Role of molecular interactions and structural defects in the efficient fluorescence quenching by carbon nanotubes

Fluorescence quenching effect of single walled carbon nanotubes (SWCNTs) and multiwalled carbon nanotubes (MWCNTs) on three most common fluorophores fluorescein, rhodamine 6G and quinine sulphate has been studied and compared. Comparative studies of quenching efficiency shows that SWCNTs are more efficient fluorescence quencher than the MWCNTs. Nature of Stern–Volmer plot was found to be highly non-linear indicating combined effect of dynamic and static quenching. The contribution of dynamic quenching component was assessed through the fluorescence lifetime measurements.
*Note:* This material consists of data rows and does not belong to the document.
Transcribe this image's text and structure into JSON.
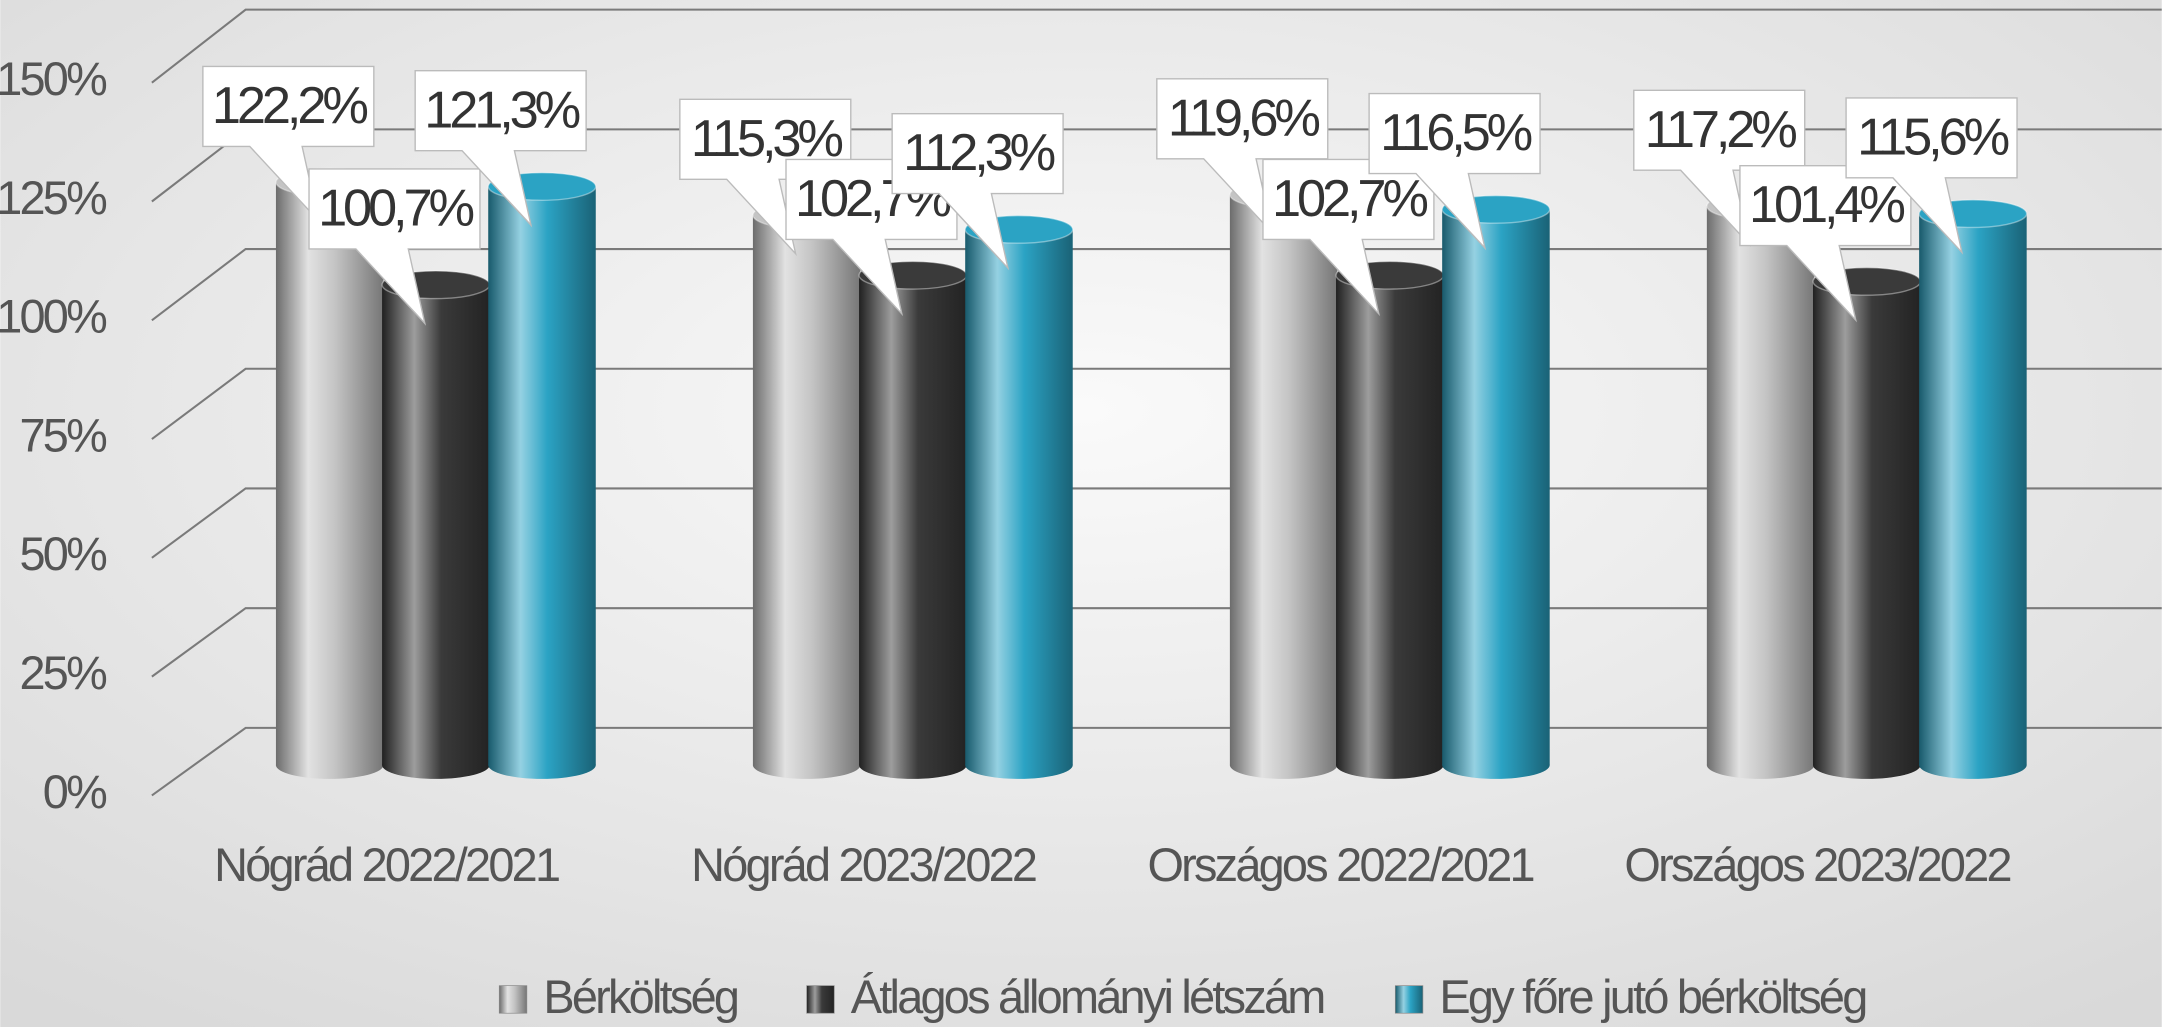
{
  "chart_data": {
    "type": "bar",
    "categories": [
      "Nógrád 2022/2021",
      "Nógrád 2023/2022",
      "Országos 2022/2021",
      "Országos 2023/2022"
    ],
    "series": [
      {
        "name": "Bérköltség",
        "color": "#c4c4c4",
        "values": [
          122.2,
          115.3,
          119.6,
          117.2
        ],
        "value_labels": [
          "122,2%",
          "115,3%",
          "119,6%",
          "117,2%"
        ]
      },
      {
        "name": "Átlagos állományi létszám",
        "color": "#3a3a3a",
        "values": [
          100.7,
          102.7,
          102.7,
          101.4
        ],
        "value_labels": [
          "100,7%",
          "102,7%",
          "102,7%",
          "101,4%"
        ]
      },
      {
        "name": "Egy főre jutó bérköltség",
        "color": "#2ba3c4",
        "values": [
          121.3,
          112.3,
          116.5,
          115.6
        ],
        "value_labels": [
          "121,3%",
          "112,3%",
          "116,5%",
          "115,6%"
        ]
      }
    ],
    "ylim": [
      0,
      150
    ],
    "yticks": [
      {
        "value": 0,
        "label": "0%"
      },
      {
        "value": 25,
        "label": "25%"
      },
      {
        "value": 50,
        "label": "50%"
      },
      {
        "value": 75,
        "label": "75%"
      },
      {
        "value": 100,
        "label": "100%"
      },
      {
        "value": 125,
        "label": "125%"
      },
      {
        "value": 150,
        "label": "150%"
      }
    ],
    "grid": true,
    "legend": "bottom"
  }
}
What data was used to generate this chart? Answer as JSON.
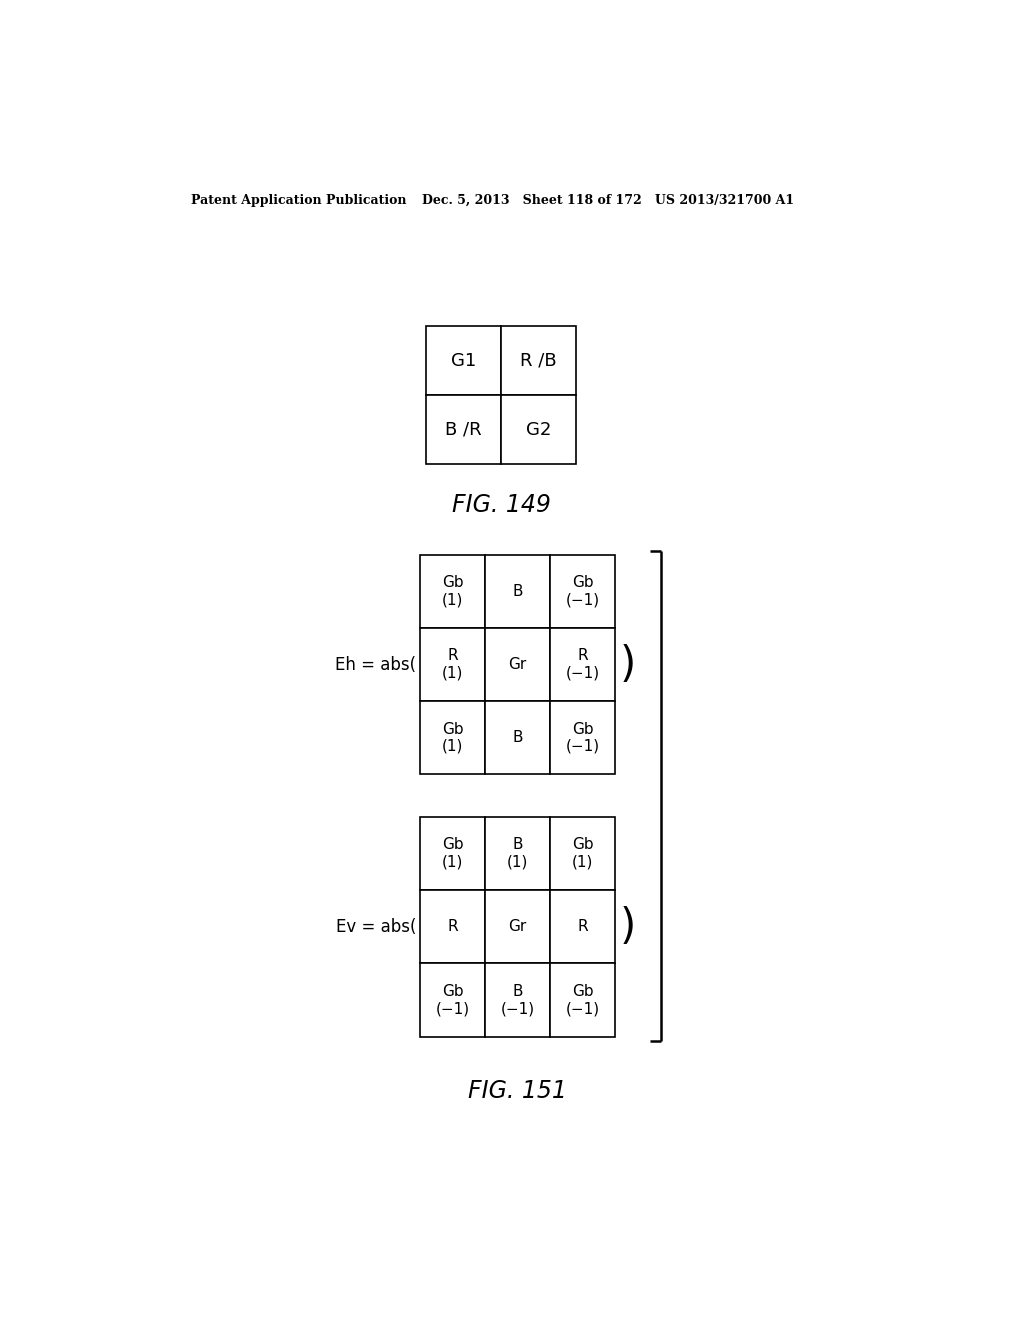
{
  "header_left": "Patent Application Publication",
  "header_right": "Dec. 5, 2013   Sheet 118 of 172   US 2013/321700 A1",
  "fig149_label": "FIG. 149",
  "fig151_label": "FIG. 151",
  "fig149_cells": [
    [
      "G1",
      "R /B"
    ],
    [
      "B /R",
      "G2"
    ]
  ],
  "eh_label": "Eh = abs(",
  "ev_label": "Ev = abs(",
  "eh_cells": [
    [
      "Gb\n(1)",
      "B",
      "Gb\n(−1)"
    ],
    [
      "R\n(1)",
      "Gr",
      "R\n(−1)"
    ],
    [
      "Gb\n(1)",
      "B",
      "Gb\n(−1)"
    ]
  ],
  "ev_cells": [
    [
      "Gb\n(1)",
      "B\n(1)",
      "Gb\n(1)"
    ],
    [
      "R",
      "Gr",
      "R"
    ],
    [
      "Gb\n(−1)",
      "B\n(−1)",
      "Gb\n(−1)"
    ]
  ],
  "bg_color": "#ffffff",
  "text_color": "#000000",
  "line_color": "#000000"
}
Studies on vacuum annealed SWCNTs with low defect contents suggest that structural defects primarily contribute to the large quenching. Fluorescence quenching was found to be dominant even in the cases where adsorption was low implying that surface adsorption play a minor role in the quenching, except for rhodamine 6G. Adsorption isotherms have been studied using Langmuir and Freundlich models. Freundlich model was found to be closer in behaviour implying a multilayer adsorption of molecules on the surface. The contributions of metal nanoparticles and carbon impurities present in different allotropic forms to the fluorescence quenching were also assessed. We speculate that defect mediated nonradiative energy transfer through dipole–dipole coupling may be the dominant mechanism of high efficiency quenching by SWCNTs.